LAS VEGAS, Nev. (FOX5) – Community members are coming together to ensure workers understand their rights as an extreme heat warning in Southern Nevada continues.
Wednesday night a Nevada Environmental Justice Coalition hosted an informational meeting for “heat week” with the goal of educating workers on new protections they’re entitled to. They were also working to strategize what more can be done to protect everyone.
“We’re always exposed to the heat. We would go step outside, go from cold to hot and that’s a shock on the body. Anytime you get a shock like that, you get dizzy, you might fall out, collapse, stuff like that,” explained Tollis Hill, a former casino security guard for 15 years.
“In the garages, out in front of the hotel… we’re actually out there like 120 degrees plus,” Hill recounted.
Hill says heat exhaustion seemed to just be part of the job.
“We didn’t have the protections that we needed where we were going inside to have water, being able to carry like something simple like CamelBak, so that way we could have water because that was against our regulation,” Hill revealed.
This summer, new Nevada OSHA regulations guarantee workers more protections that even before from extreme heat. Businesses with more than 10 employees are required to perform a job hazard analysis and if there’s danger of heat illness, provide water and breaks when an employee shows signs of sickness and have a way to cool them down.
“Extreme heat is a silent killer that does not impact all of us equally,” contended Jackie Spicer, Coalition Coordinator with the Nevada Environmental Justice Coalition.
“Nevada has two of the fastest warming cities in the country: Reno being #1, Las Vegas being #2,” reported Cinthia Moore, Assemblymember, District 11.
This legislative session, state lawmakers also approved a new law mandating Nevada employers protect employees from wildfire smoke. Another law mandating Clark and Washoe Counties come up with master plans to mitigate the impact of extreme heat on its most vulnerable residents like Mary Wagner’s son whose suffers from asthma.
“Every time that heat gets worse, that means that his conditions get worse. So as a mother, I am very worried about what the future looks like for him,” shared Wagner.

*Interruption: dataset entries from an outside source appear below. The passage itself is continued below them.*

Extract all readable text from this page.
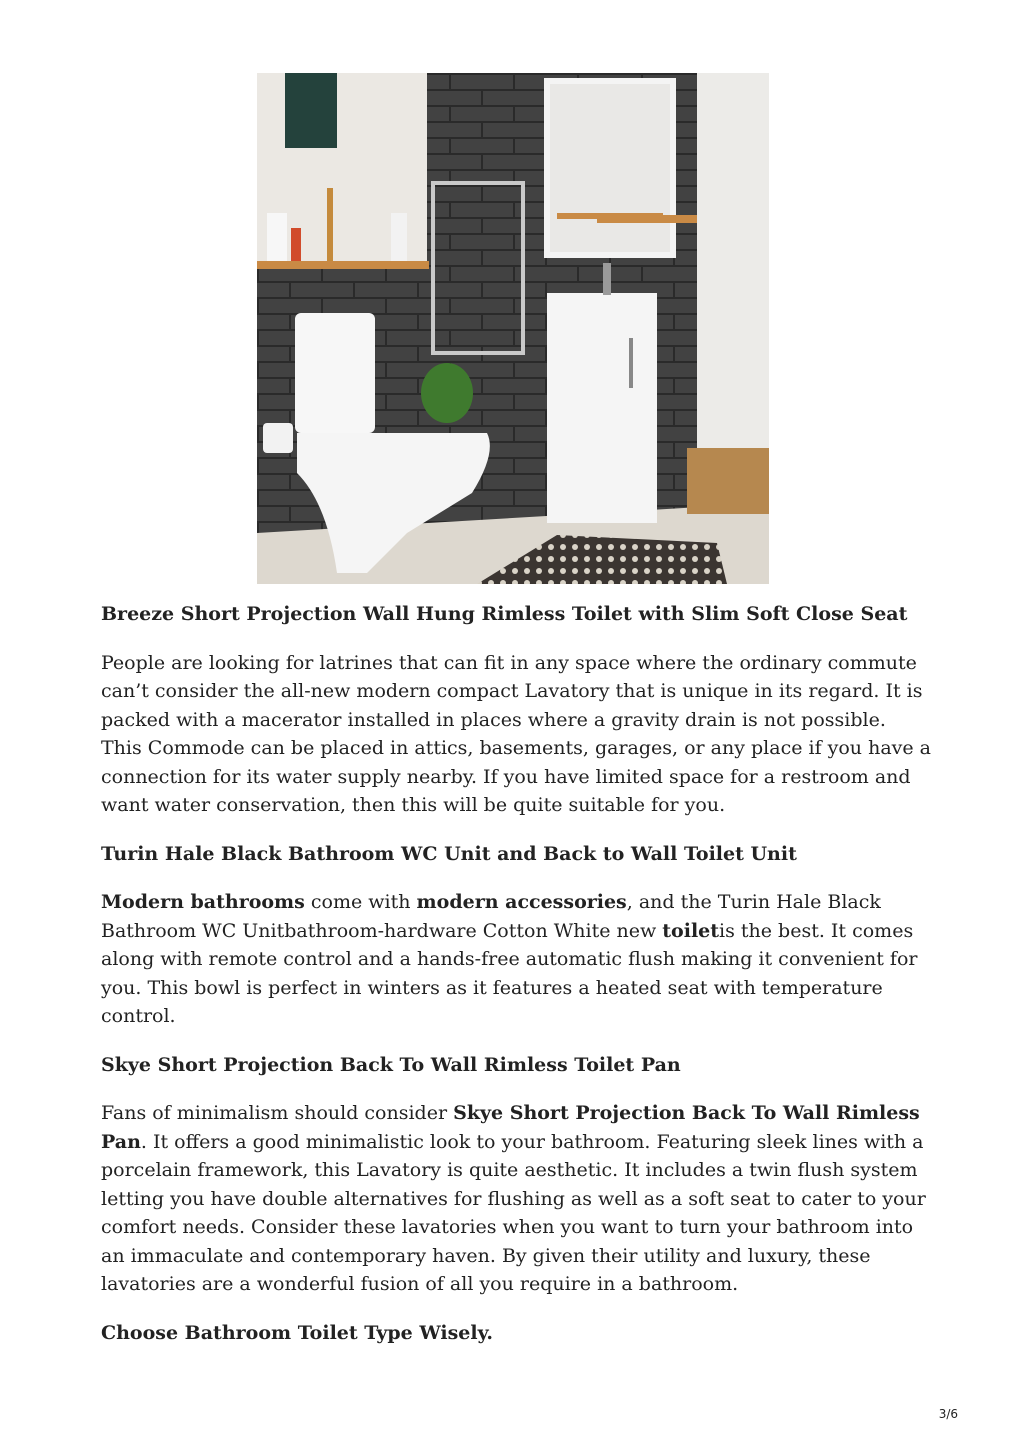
Breeze Short Projection Wall Hung Rimless Toilet with Slim Soft Close Seat

People are looking for latrines that can fit in any space where the ordinary commute can’t consider the all-new modern compact Lavatory that is unique in its regard. It is packed with a macerator installed in places where a gravity drain is not possible. This Commode can be placed in attics, basements, garages, or any place if you have a connection for its water supply nearby. If you have limited space for a restroom and want water conservation, then this will be quite suitable for you.

Turin Hale Black Bathroom WC Unit and Back to Wall Toilet Unit

Modern bathrooms come with modern accessories, and the Turin Hale Black Bathroom WC Unitbathroom-hardware Cotton White new toiletis the best. It comes along with remote control and a hands-free automatic flush making it convenient for you. This bowl is perfect in winters as it features a heated seat with temperature control.

Skye Short Projection Back To Wall Rimless Toilet Pan

Fans of minimalism should consider Skye Short Projection Back To Wall Rimless Pan. It offers a good minimalistic look to your bathroom. Featuring sleek lines with a porcelain framework, this Lavatory is quite aesthetic. It includes a twin flush system letting you have double alternatives for flushing as well as a soft seat to cater to your comfort needs. Consider these lavatories when you want to turn your bathroom into an immaculate and contemporary haven. By given their utility and luxury, these lavatories are a wonderful fusion of all you require in a bathroom.

Choose Bathroom Toilet Type Wisely.
3/6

Wagner told FOX5 sometimes she has to make the choice of whether to buy her son his inhaler or pay the electric bill to keep the air conditioning on.
As for workers, Nevada is one of the only states that has state level OSHA standards for extreme heat protections’. Though we live in the desert, heat is deadly and needs to be taken seriously.
More than 500 people died in Clark County from heat-related illnesses last year alone. Each year, extreme heat claims more lives in the US than hurricanes, tornadoes and earthquakes combined.